Question 663f8

Apr 3, 2017

The question needs to be stated like this:

"why a cyclist leans inwards when he is negotiating a curve on a unbanked road"

Lets concentrate on the first figure on the left.

The cyclist when negotiating a curve towards his right, experiences three forces as shown.
Weight $= m g$ acting towards the centre of earth,
Normal Reaction $R$ equal and opposite to weight and
Force of friction $F$.

Recall that motion in a circle requires centripetal force.
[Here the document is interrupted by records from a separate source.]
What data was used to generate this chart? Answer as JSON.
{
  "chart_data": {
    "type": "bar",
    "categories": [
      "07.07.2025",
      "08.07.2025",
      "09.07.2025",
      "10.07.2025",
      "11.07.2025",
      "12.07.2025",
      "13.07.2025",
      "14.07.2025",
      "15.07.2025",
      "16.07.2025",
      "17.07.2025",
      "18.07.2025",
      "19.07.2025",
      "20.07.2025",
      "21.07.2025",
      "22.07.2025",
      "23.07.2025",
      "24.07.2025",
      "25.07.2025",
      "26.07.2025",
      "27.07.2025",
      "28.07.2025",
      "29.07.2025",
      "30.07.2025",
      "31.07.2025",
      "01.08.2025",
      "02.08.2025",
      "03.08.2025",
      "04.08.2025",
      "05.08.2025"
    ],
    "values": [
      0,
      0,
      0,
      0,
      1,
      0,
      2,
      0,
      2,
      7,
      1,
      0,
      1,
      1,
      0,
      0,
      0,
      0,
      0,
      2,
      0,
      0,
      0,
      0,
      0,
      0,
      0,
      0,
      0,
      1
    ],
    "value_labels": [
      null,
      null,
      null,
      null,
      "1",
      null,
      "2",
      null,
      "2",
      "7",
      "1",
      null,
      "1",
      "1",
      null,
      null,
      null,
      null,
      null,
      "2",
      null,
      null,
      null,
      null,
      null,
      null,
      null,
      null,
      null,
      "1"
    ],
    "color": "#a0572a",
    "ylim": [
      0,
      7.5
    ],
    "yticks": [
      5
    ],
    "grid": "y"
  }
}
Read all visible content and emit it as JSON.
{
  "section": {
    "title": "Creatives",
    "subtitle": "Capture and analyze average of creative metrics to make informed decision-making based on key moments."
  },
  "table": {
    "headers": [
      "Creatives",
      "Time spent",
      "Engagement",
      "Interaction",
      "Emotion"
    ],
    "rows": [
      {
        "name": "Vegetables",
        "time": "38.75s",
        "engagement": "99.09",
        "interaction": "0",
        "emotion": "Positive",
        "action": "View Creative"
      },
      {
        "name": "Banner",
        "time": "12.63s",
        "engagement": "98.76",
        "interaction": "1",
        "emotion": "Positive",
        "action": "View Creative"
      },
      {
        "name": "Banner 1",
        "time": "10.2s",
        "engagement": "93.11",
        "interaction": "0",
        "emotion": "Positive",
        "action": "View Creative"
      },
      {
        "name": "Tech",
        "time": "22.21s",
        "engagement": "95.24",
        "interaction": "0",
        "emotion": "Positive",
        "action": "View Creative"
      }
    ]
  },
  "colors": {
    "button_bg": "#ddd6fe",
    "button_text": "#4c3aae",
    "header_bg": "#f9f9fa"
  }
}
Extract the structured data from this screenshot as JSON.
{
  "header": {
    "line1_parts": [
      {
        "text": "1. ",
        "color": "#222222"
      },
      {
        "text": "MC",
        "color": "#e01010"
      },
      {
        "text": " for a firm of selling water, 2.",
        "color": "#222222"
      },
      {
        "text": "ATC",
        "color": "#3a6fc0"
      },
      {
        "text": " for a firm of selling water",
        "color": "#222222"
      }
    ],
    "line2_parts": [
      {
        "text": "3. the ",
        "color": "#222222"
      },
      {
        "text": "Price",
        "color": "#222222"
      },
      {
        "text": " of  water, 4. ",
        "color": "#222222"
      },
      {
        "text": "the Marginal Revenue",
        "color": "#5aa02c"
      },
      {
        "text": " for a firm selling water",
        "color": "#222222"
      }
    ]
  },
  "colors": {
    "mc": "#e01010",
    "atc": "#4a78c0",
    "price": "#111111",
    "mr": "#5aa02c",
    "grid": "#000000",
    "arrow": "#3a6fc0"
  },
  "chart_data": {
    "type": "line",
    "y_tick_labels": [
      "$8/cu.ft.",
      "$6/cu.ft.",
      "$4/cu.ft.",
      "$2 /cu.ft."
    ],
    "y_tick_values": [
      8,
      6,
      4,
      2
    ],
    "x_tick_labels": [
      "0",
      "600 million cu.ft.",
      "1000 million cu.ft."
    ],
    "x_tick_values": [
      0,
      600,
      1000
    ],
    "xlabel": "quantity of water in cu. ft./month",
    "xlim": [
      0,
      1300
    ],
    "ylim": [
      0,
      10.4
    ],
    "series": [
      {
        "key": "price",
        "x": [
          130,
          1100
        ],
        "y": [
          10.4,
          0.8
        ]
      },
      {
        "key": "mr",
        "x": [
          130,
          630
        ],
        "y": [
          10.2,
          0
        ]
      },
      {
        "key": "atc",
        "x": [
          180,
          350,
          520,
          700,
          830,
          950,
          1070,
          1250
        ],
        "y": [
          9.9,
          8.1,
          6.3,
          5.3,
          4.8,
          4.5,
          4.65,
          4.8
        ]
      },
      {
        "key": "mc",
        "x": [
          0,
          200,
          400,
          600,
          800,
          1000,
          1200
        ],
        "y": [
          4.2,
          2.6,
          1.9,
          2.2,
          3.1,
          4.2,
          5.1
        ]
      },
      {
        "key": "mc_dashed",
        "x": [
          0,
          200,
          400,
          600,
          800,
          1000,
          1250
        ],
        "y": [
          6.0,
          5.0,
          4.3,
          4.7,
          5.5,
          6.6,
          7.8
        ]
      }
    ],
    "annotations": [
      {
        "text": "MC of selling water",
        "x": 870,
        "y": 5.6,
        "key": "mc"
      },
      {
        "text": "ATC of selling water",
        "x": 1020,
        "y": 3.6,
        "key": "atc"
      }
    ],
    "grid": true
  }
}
This is provided by Static frictional force
$F = {\mu}_{s} \times R = {\mu}_{s} m g$
where $m$ is mass of cyclist and bicycle, and $g$ is acceleration due to gravity and is $9.81 m {s}^{-} 2$.

When the cyclist negotiates the curve, Centripetal force ${F}_{c} = \frac{m {v}^{2}}{r}$

To prevent the cyclist from skidding centripetal force must be equal or less than the force of static friction.

While the cyclist negotiates the curve, if he bends inwards from the vertical, by an angle θ. The reaction $R$ could be resolved into two components as shown in right figure

1. R sin θ component, acting towards the centre of the curve and providing required centripetal force.
2.  R cos θ component which balances the weight of the cyclist plus of bicycle.

For equilibrium
R sin θ = (mv^2)/r .........(1)
R cos θ = mg ............(2)

Dividing equation (1) by (2) we get
(Rsin θ)/(R cos θ) = ((mv^2)/r ) / (mg
=> tan θ = v^2/(rg)# .............(3)

Equation (3) tells us the amount of angle cyclist should bend inwards for a given velocity and radius of curve so as to prevent skidding.